他の神様みたいにいちいち一人を見て恩恵を与えるとかそんな暇じゃない。
もう仕事が山積みなのにいちいち気にしてはいられない。
それならば何か問題があってもざっくりと滅ぼしてしまったほうが気分的にも楽だ。
あとこっちに連れてこられるので多いのは神様のお気に入りってやつね。
神様のお気に入りはもう、現世で死ななくても成功を約束されていたような奴ばかりだ。
だいたい頑張り屋さんが多いけど。
ほとんどが私と同じブラック企業勤めが多い。
他の神様はいいわよね。
「こいつ、間違って殺しちゃったからチートな能力つけてこいつの世界よりも発展してない世界に送っておいて。設定は、そうだな。だいたい5歳くらいで記憶が戻るようにしといてくれればいいから。
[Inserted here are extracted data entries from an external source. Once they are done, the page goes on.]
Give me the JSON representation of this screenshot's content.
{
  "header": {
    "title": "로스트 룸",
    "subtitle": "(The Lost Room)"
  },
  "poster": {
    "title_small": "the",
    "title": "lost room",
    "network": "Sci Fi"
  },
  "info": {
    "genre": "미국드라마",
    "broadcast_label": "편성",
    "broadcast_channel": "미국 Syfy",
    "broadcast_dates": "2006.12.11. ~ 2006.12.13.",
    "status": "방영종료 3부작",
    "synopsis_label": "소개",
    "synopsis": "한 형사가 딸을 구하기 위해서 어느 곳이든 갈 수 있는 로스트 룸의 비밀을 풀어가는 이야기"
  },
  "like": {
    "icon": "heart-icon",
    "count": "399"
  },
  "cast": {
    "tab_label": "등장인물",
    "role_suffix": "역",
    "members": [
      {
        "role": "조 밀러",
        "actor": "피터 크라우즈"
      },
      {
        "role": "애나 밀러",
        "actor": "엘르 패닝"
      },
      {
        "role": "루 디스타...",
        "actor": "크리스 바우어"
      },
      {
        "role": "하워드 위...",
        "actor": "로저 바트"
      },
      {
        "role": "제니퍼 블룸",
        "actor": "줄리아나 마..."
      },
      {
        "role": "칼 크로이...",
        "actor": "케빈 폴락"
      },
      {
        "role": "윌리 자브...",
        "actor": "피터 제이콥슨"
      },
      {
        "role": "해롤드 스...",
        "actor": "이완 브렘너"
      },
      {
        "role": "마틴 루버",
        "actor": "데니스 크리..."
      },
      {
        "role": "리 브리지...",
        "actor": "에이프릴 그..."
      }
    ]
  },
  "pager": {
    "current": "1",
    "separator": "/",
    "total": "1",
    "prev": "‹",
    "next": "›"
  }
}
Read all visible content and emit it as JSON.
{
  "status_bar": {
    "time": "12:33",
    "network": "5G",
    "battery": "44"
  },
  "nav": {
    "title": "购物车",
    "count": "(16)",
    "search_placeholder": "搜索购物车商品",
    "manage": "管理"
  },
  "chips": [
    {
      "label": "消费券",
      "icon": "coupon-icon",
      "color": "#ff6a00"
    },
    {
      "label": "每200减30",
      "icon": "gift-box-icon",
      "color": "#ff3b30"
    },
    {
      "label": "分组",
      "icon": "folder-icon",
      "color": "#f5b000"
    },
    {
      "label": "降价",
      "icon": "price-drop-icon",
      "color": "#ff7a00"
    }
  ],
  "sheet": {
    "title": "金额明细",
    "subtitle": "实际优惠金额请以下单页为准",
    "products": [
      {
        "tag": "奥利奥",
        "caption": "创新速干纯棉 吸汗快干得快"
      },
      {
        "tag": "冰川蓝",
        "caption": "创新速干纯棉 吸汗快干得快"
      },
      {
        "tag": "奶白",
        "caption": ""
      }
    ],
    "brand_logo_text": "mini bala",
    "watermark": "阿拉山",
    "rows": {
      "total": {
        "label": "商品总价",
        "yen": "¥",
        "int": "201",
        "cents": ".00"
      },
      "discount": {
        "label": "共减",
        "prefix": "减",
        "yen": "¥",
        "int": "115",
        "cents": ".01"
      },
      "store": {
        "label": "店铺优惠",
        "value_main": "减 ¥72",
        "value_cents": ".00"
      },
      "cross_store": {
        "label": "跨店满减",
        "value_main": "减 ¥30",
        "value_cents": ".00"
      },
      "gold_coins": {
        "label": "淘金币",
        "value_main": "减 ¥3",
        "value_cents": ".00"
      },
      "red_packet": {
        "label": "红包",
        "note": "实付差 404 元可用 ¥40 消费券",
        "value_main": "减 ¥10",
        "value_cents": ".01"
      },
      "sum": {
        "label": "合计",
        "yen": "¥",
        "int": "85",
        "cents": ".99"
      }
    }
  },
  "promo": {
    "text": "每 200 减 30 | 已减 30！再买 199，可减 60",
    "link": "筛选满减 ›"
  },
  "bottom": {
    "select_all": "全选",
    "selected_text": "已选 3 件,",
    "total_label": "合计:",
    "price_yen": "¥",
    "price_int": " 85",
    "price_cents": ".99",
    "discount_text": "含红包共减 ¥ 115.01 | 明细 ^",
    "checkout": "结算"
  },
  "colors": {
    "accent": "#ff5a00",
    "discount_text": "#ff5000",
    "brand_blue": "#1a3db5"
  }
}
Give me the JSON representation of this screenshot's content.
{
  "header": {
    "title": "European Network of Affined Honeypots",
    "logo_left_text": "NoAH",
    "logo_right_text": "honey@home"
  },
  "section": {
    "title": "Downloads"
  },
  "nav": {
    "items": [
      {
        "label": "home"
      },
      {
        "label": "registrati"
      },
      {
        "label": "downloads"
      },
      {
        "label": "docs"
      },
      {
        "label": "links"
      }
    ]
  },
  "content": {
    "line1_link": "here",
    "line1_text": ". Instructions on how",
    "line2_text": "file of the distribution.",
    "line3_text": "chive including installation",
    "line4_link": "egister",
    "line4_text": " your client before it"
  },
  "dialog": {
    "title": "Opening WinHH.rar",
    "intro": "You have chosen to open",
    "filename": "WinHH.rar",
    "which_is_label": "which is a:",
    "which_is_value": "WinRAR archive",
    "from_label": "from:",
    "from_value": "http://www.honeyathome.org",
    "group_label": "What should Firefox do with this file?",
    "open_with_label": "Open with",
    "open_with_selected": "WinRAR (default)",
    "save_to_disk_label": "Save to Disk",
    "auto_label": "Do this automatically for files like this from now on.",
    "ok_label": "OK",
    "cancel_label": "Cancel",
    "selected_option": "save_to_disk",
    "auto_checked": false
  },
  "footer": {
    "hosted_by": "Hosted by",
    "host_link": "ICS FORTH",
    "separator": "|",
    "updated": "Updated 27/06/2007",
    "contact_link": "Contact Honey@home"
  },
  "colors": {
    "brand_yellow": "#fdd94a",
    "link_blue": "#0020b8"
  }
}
」
そういうだけで、終わりなんだから。
毎回毎回、色々なチート能力を考える私の身にもなって欲しい。
最近は、数が多くて分単位で業務をこなさないと私の仕事が終わらない。
本当にブラック企業も顔負け。
どこぞの一流企業の社長かと思ったわ。
この神の世界は残念ながら夜がない。
だから1日24時間いつでも関係なく転生者や転移者を送り込んでくるのだ。
みんな私の仕事楽だろとか思っているせいか、休憩時間もとれないときがある。
24時間365日本当転生者に振り回されっぱなしだ。
神様引退したらばどこかの森の奥でゆっくりお茶でもすすりながらのんびりしたい。
でも現実は…。
「あっこれさっき間違って殺しちゃったから適当に転生させといて。」
「うちの見ている世界の神官がクラス転生はじめたから適当にステータス割り振っておいて。」
「私の可愛いあのこにいいチート能力をよこしなさい。」
もう、ほんとめんどくさい。作り笑いしすぎて最近顔のしわが気になる。
だいたいマジックボックスとか成長2倍とか、最強運とか適当にそのあたりか、チート回復、スキル強奪でも渡しておけば文句を言われない。
ただ、そんな中でも私の気分では固有スキルに淫乱とか男性ホルモン増大とか、ネタスキルを作るのを忘れない。今までで一番ひどかったのは勇者で転移されているのに、固有スキル育毛をネタスキルとして渡したらば、異世界の王様から速攻で街へ解放されていた。
ちなみに、その勇者は若ハゲだったのが治って自信を取り戻した結果魔王討伐はしなかったが、異世界ハーレムを作って楽しく暮らしている。
そう言えば時々魔王などや大賢者なども転生してくる。
あいつら強いが常識がなさすぎる。
だからあえて、あいつらが作った偉業の衰退した世界に送ってやっている。
私はいつも心の中で
「ケケケ…お前の達成した偉業を全部白紙にした未来へ送ってやる。ざまぁ。」
そう思いながら送り出すのだが、だいたいあいつらチートすぎてその後の世界でも活躍しやがる。
本当にダメだよね。チートキャラって。
あいつら生まれもって英雄とかの才能があるんだよ。
正直私なんかよりも才能も夢も行動力もあふれている。
私なんてただちょっと、可愛くて神様に生まれてきただけだもん。
はぁ。そんな余計なことを考えながらも今日の予定を見る。
今日も転生者が300人くらい来ている。
一人5分くらいで片づけていくしかない。
そうしないと私の休憩時間がなくなる。
正直寝る時間がない。
別に神様だから寝る時間は必要ないんだけど。
だけどさ。こんなブラック企業本当にもう辞めたい。
私も異世界転生してゆっくりとかさせてくれないかな。